Nirvana (1) – Come As You Are

Pictured: Kurt Cobain and Krist Novoselic. 

I don’t know what Aberdeen, Washington is like today. But back when Kurt Cobain was growing up there in the ’60’s and ’70’s, it sounds as if its best years were behind it if in fact they ever even arrived. Wikipedia is informative: “By 1900, Aberdeen had many saloons, whorehouses, and gambling establishments populating the area. Aberdeen was nicknamed “The Hellhole of the Pacific”, or “The Port of Missing Men”, because of its high murder rate.

During the Great Depression, Aberdeen was hit hard, reducing the number of major sawmills from 37 to 9. The timber industry continued to boom, but by the late 1970’s, most of the timber had been logged. Most of the mills were closing down by the 1970’s and 1980’s.” So, one can fairly say, not a boom town and, minus even a mall or a pinball arcade, not much for disaffected teens to do (except to sing for a rock and roll band.)

Salvation for a young Cobain came in the fact that not only was there some musical talent in his family but in that he was also artistically inclined, drawing cartoon characters in his bedroom. According to Come As You Are, The Story of Nirvana, “Everybody thought Kurt’s drawings and paintings were great. Except for him.” His mother Wendy said, “Everybody was telling him how much they loved his art and he was never satisfied with it.”
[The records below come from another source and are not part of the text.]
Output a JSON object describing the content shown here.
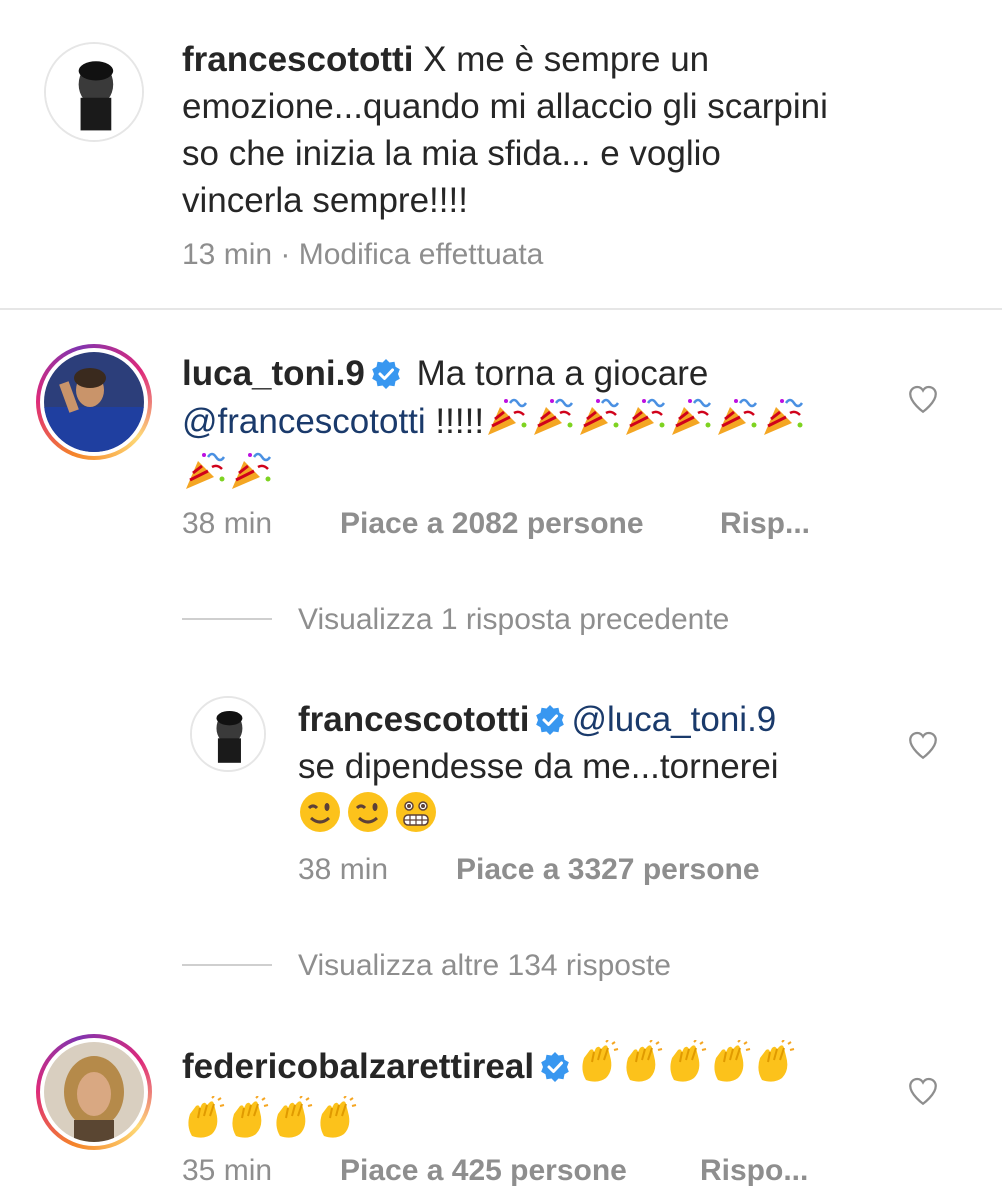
{
  "caption": {
    "username": "francescototti",
    "text_line1": "X me è sempre un",
    "text_line2": "emozione...quando mi allaccio gli scarpini",
    "text_line3": "so che inizia la mia sfida... e voglio",
    "text_line4": "vincerla sempre!!!!",
    "time": "13 min",
    "separator": "·",
    "edited": "Modifica effettuata"
  },
  "comment1": {
    "username": "luca_toni.9",
    "text": "Ma torna a giocare",
    "mention": "@francescototti",
    "exclaim": "!!!!!",
    "emoji_name": "party-popper",
    "emoji_count_line1": 7,
    "emoji_count_line2": 2,
    "time": "38 min",
    "likes": "Piace a 2082 persone",
    "reply": "Risp..."
  },
  "view_previous": "Visualizza 1 risposta precedente",
  "reply1": {
    "username": "francescototti",
    "mention": "@luca_toni.9",
    "text": "se dipendesse da me...tornerei",
    "emojis": [
      "winking-face",
      "winking-face",
      "grimacing-face"
    ],
    "time": "38 min",
    "likes": "Piace a 3327 persone"
  },
  "view_more": "Visualizza altre 134 risposte",
  "comment2": {
    "username": "federicobalzarettireal",
    "emoji_name": "clapping-hands",
    "emoji_count_line1": 5,
    "emoji_count_line2": 4,
    "time": "35 min",
    "likes": "Piace a 425 persone",
    "reply": "Rispo..."
  },
  "colors": {
    "verified": "#3897f0",
    "text": "#262626",
    "meta": "#8e8e8e",
    "mention": "#1a3a6b"
  }
}
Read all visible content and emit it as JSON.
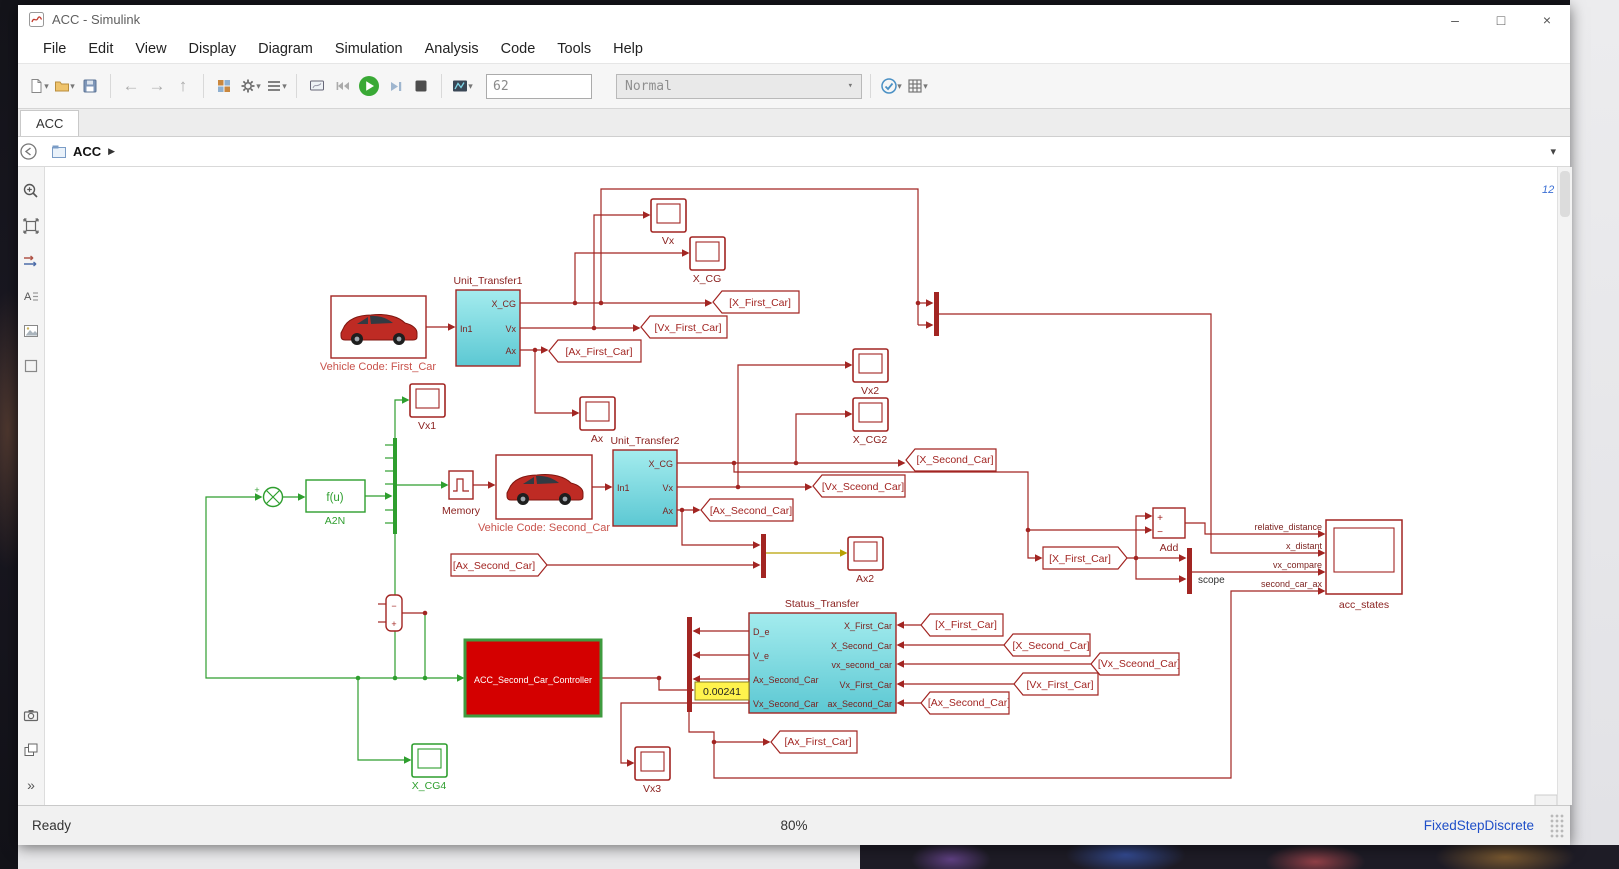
{
  "window": {
    "title": "ACC - Simulink",
    "controls": {
      "minimize": "–",
      "maximize": "□",
      "close": "×"
    }
  },
  "icons": {
    "caret": "▾",
    "crumb_arrow": "▶",
    "chevrons": "»"
  },
  "menu": {
    "items": [
      "File",
      "Edit",
      "View",
      "Display",
      "Diagram",
      "Simulation",
      "Analysis",
      "Code",
      "Tools",
      "Help"
    ]
  },
  "toolbar": {
    "stop_time": "62",
    "sim_mode": "Normal"
  },
  "tabs": {
    "model": "ACC"
  },
  "breadcrumb": {
    "model": "ACC"
  },
  "status": {
    "state": "Ready",
    "zoom": "80%",
    "solver": "FixedStepDiscrete"
  },
  "canvas": {
    "badge": "12"
  },
  "colors": {
    "wire_red": "#a22522",
    "wire_green": "#2e9e2e",
    "block_cyan": "#7adbe0",
    "controller_fill": "#d40000",
    "controller_border": "#3f9b3f",
    "display_yellow": "#fff34d",
    "solver_blue": "#1f4fc8"
  },
  "diagram": {
    "blocks": {
      "unit_transfer1": {
        "title": "Unit_Transfer1",
        "in1": "In1",
        "out1": "X_CG",
        "out2": "Vx",
        "out3": "Ax"
      },
      "unit_transfer2": {
        "title": "Unit_Transfer2",
        "in1": "In1",
        "out1": "X_CG",
        "out2": "Vx",
        "out3": "Ax"
      },
      "status_transfer": {
        "title": "Status_Transfer",
        "in1": "D_e",
        "in2": "V_e",
        "in3": "Ax_Second_Car",
        "in4": "Vx_Second_Car",
        "out1": "X_First_Car",
        "out2": "X_Second_Car",
        "out3": "vx_second_car",
        "out4": "Vx_First_Car",
        "out5": "ax_Second_Car"
      },
      "vehicle1": {
        "label": "Vehicle Code: First_Car"
      },
      "vehicle2": {
        "label": "Vehicle Code: Second_Car"
      },
      "controller": {
        "label": "ACC_Second_Car_Controller"
      },
      "memory": {
        "label": "Memory"
      },
      "fcn": {
        "text": "f(u)",
        "label": "A2N"
      },
      "sum_green": {
        "plus": "+"
      },
      "sum_red": {
        "minus": "−",
        "plus": "+"
      },
      "add": {
        "label": "Add",
        "plus": "+",
        "minus": "−"
      },
      "scope_bar": {
        "label": "scope"
      },
      "acc_states": {
        "label": "acc_states",
        "in1": "relative_distance",
        "in2": "x_distant",
        "in3": "vx_compare",
        "in4": "second_car_ax"
      },
      "display": {
        "value": "0.00241"
      }
    },
    "scopes": {
      "vx": "Vx",
      "x_cg": "X_CG",
      "vx1": "Vx1",
      "ax": "Ax",
      "vx2": "Vx2",
      "x_cg2": "X_CG2",
      "ax2": "Ax2",
      "vx3": "Vx3",
      "x_cg4": "X_CG4"
    },
    "tags": {
      "x_first": "[X_First_Car]",
      "vx_first": "[Vx_First_Car]",
      "ax_first": "[Ax_First_Car]",
      "x_second": "[X_Second_Car]",
      "vx_second": "[Vx_Sceond_Car]",
      "ax_second": "[Ax_Second_Car]"
    }
  }
}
A young Kurt got Beatles and Monkees records from his mother. He actually played drums before he took up the guitar. “I was an extremely happy child,” said Kurt. “I was constantly screaming and singing. I took play very seriously. I was just really happy.” And by all accounts, he was very close to his mother.

But in 1976 when he was nine, his parents divorced, turning a happy-go-lucky boy into a sullen, withdrawn kid. In fact, every member (but one) who has ever been in Nirvana came from a broken home.

Kurt didn’t much care for his stepfather and went to live for a while with his father Don in Don’s prefabricated house. “It wasn’t one of the more luxurious ones – the double-wide ones that the rich white trash get to live in,” Kurt advised. It’s not too much of a stretch to say that Cobain was homeless for long stretches and even somewhat nomadic, sleeping where he could. Truthfully, he was a handful and nobody seemed to really want him.

But one thing Kurt did have access to was his father’s record collection which included bands such as Aerosmith, Led Zeppelin and Black Sabbath. (Raise your hand if rock ‘n roll was your salvation.) And given the choice on his fourteenth birthday between a bicycle and a guitar, he chose the guitar.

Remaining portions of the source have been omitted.